Sadistic, militant and stupid: these are just some of the words the general public associate with vegans.
Given this negative image, and the anti-animal exploitation group’s focus on compassion, you’d hope their online spaces would advocate for equality for all.
But vegans of colour report that they find it more difficult to make money from their lifestyle than their white counterparts, and also face backlash against #BlackLivesMatter posts in spaces supposedly carved out for compassion.
Tomi Makanjuola (pictured above), 28, is a Queen’s Park-based vegan chef and blogger.
She created her blog, the Vegan Nigerian, shortly after becoming vegan seven-and-a-half years ago, and since then has published three books, and runs cooking classes both on- and offline.
She said: “My frustration really crops up when I see the way race is treated within vegan circles.
“I’m part of a couple of vegan Facebook groups, and there have been instances where if someone posts something even remotely related to race there’s this backlash, as if to say: ‘It should be all about the animals and not to do with people or race – you’re diluting the message of veganism.’
“In my opinion that is complete nonsense, because the whole thing about veganism is compassion, right?
“Compassion trickles down into the other layers of what makes up our society, including the way human beings are treated.
“You can’t say that discussing black lives is diluting the message.”
Toni Vernelli, 48, is the international head of communications and marketing at Veganuary, a non-profit that encourages people to try a vegan lifestyle for the month of January.
For the rest of the year, Veganuary supports people and businesses in transitioning to a plant-based diet.
Dr Vernelli said: “You’d think people who follow us are going to be nice people, but unfortunately that’s not the case.
“On Facebook our Black Lives Matter posts did get comments along the lines of ‘what does this have to do with veganism?’
“We were very firm with our followers that we weren’t going to tolerate racism.
“This has been a really good awakening for our community that we haven’t been doing enough.”
North London-based Kirly-Sue, 51, is a vegan cook, author and presenter.
Her Amazon Prime show Kirly-Sue’s Global Kitchen premiered last month, and she’s now working on Season 2.
Despite this success, she said: “When you’re black you’re sometimes afraid for people to see who you are, because there are still people who will not engage with you because of what colour you are.”
Social media racists aren’t the only problem.
Kirly-Sue said: “I was due to talk at six different vegan festivals this year, which sounds great, but I was approached by none of them.
“There are always white people speaking – now there’s nothing wrong with white people speaking, but all vegans are not white.
“Find someone who’s black, find someone who’s Asian, find someone who’s a wheelchair user, find someone who’s deaf.

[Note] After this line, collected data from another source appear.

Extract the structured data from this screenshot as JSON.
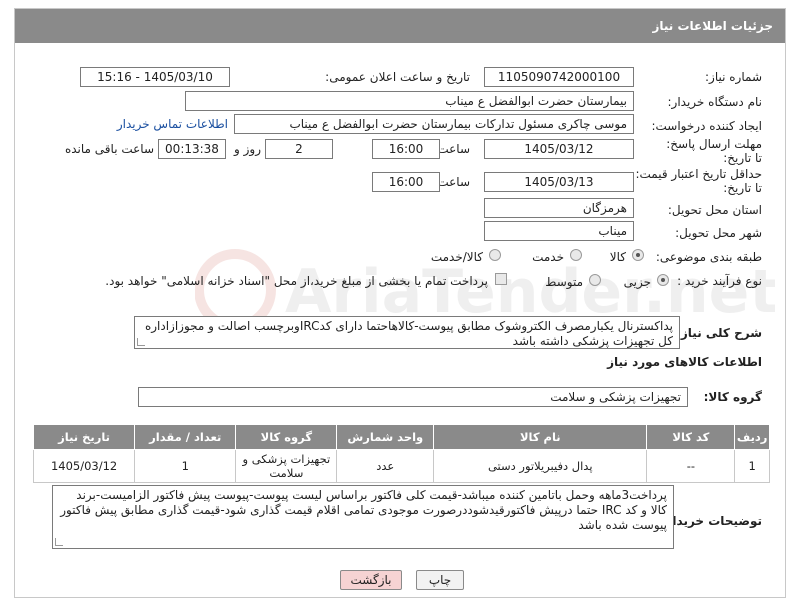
{
  "header": {
    "title": "جزئیات اطلاعات نیاز"
  },
  "fields": {
    "need_number_label": "شماره نیاز:",
    "need_number": "1105090742000100",
    "announce_label": "تاریخ و ساعت اعلان عمومی:",
    "announce_value": "1405/03/10 - 15:16",
    "buyer_org_label": "نام دستگاه خریدار:",
    "buyer_org": "بیمارستان حضرت ابوالفضل ع  میناب",
    "requester_label": "ایجاد کننده درخواست:",
    "requester": "موسی چاکری مسئول تدارکات بیمارستان حضرت ابوالفضل ع  میناب",
    "buyer_contact_link": "اطلاعات تماس خریدار",
    "reply_deadline_label": "مهلت ارسال پاسخ: تا تاریخ:",
    "reply_date": "1405/03/12",
    "time_label": "ساعت",
    "reply_time": "16:00",
    "days_value": "2",
    "days_label": "روز و",
    "remaining_time": "00:13:38",
    "remaining_label": "ساعت باقی مانده",
    "price_valid_label": "حداقل تاریخ اعتبار قیمت: تا تاریخ:",
    "price_valid_date": "1405/03/13",
    "price_valid_time": "16:00",
    "province_label": "استان محل تحویل:",
    "province": "هرمزگان",
    "city_label": "شهر محل تحویل:",
    "city": "میناب",
    "category_label": "طبقه بندی موضوعی:",
    "category_options": [
      "کالا",
      "خدمت",
      "کالا/خدمت"
    ],
    "process_label": "نوع فرآیند خرید :",
    "process_options": [
      "جزیی",
      "متوسط"
    ],
    "payment_note": "پرداخت تمام یا بخشی از مبلغ خرید،از محل \"اسناد خزانه اسلامی\" خواهد بود."
  },
  "description": {
    "label": "شرح کلی نیاز:",
    "text": "پداکسترنال یکبارمصرف الکتروشوک مطابق پیوست-کالاهاحتما دارای کدIRCوبرچسب اصالت و مجوزازاداره کل تجهیزات پزشکی داشته باشد"
  },
  "goods_section": {
    "title": "اطلاعات کالاهای مورد نیاز",
    "group_label": "گروه کالا:",
    "group_value": "تجهیزات پزشکی و سلامت"
  },
  "table": {
    "headers": [
      "ردیف",
      "کد کالا",
      "نام کالا",
      "واحد شمارش",
      "گروه کالا",
      "تعداد / مقدار",
      "تاریخ نیاز"
    ],
    "rows": [
      [
        "1",
        "--",
        "پدال دفیبریلاتور دستی",
        "عدد",
        "تجهیزات پزشکی و سلامت",
        "1",
        "1405/03/12"
      ]
    ]
  },
  "buyer_notes": {
    "label": "توضیحات خریدار:",
    "text": "پرداخت3ماهه وحمل باتامین کننده میباشد-قیمت کلی فاکتور براساس لیست پیوست-پیوست پیش فاکتور الزامیست-برند کالا و کد IRC حتما درپیش فاکتورقیدشوددرصورت موجودی تمامی اقلام قیمت گذاری شود-قیمت گذاری مطابق پیش فاکتور پیوست شده باشد"
  },
  "buttons": {
    "print": "چاپ",
    "back": "بازگشت"
  },
  "watermark": {
    "text": "AriaTender.net"
  },
  "colors": {
    "header_bg": "#8a8a8a",
    "link": "#1a4fa0",
    "back_button_bg": "#f6d3d3",
    "print_button_bg": "#f2f2f2"
  }
}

“I worked in corporate organisations for years and one HR director said to me at the time that unless you make a conscious effort, people only hire people who are from a similar background.”
Veganuary’s core team is overwhelmingly white, for instance, and so too are their ambassadors – celebrities, athletes and farmers alike, who promote the cause in the media – although they are aware of it.
Dr Vernelli said: “Diversity is certainly something we recognise we need to improve at.
“We are very much a white organisation, not deliberately, but that is the current reality of it.
“When we open in other countries we do work with local people rather than trying to have an imperial influence… so we do reflect the local culture as much as we can.
“Within our staff we have work to do.
“We’ve also tried over the years to make our ambassador programme more diverse, but have struggled a bit.
“Last year we were really thrilled to welcome the first vegan to ever climb Mount Everest, Kuntal Joisher.”
She added: “Every animal group I’ve worked for has had this problem, but when I’m doing grassroots campaigning, I do meet people from all backgrounds who are vegan activists.”
In line with Dr Vernelli’s words, Veganuary implemented a more inclusive social media policy this July, mandating use of gender-neutral language, improving accessibility for the visually impaired and ensuring diverse voices were amplified.
There’s also the issue of white-owned brands profiting from the cultures of others.
The brand is owned by a white couple, but uses African American slang and phrases from black-written rap lyrics to set themselves apart.
The word ‘thug’ is also considered inappropriate as it is often used as a harmful stereotype describing young, black American men.
Miss Makanjuola said: “There is a part of me that feels their decision now is rather performative, because they’ve been called out on this several times before by prominent black vegans, and they’ve done absolutely nothing about it.”
Kirly-Sue added: “For a black person to make money, we’ve got so many barriers to success it’s not funny.
“I really I wish there was a pill to help people who are not from a black background to see what we put up with.
“Do not take the food out of other people’s mouths. Don’t. It’s really not right.
“So that’s why they’ve been called out.”
Miss Makanjuola looks at the opportunities a plant-based diet presents. She said: “For me it was very important that I didn’t just forgo all the food that I loved.
“I saw it as an opportunity to bring whatever I was thinking about veganism, bring that into my culture.
“I do think that most African countries, their cuisines lend themselves very well to a plant-based diet anyway.
“Whenever I do a demo or a cooking class, one of the first questions I ask is: has anyone here ever tried Nigerian food?
“And most of the time it’s dead silence, no one’s tried it.
“But then when I see the willingness of people to learn about it, that’s always really encouraging and great.
“I think the appetite is definitely there for people to diversify their meals and the kinds of foods they eat.”
Kirly-Sue agreed, adding: “I really commend English people: you guys will try anything.
“I see white folks come to Jamaica when I’m there and they’ll ask me, I need some help, what’s this?
“Would you recommend that?
“I’m Jamaican and I’m not going to eat it and they’re game, they’re up for it!”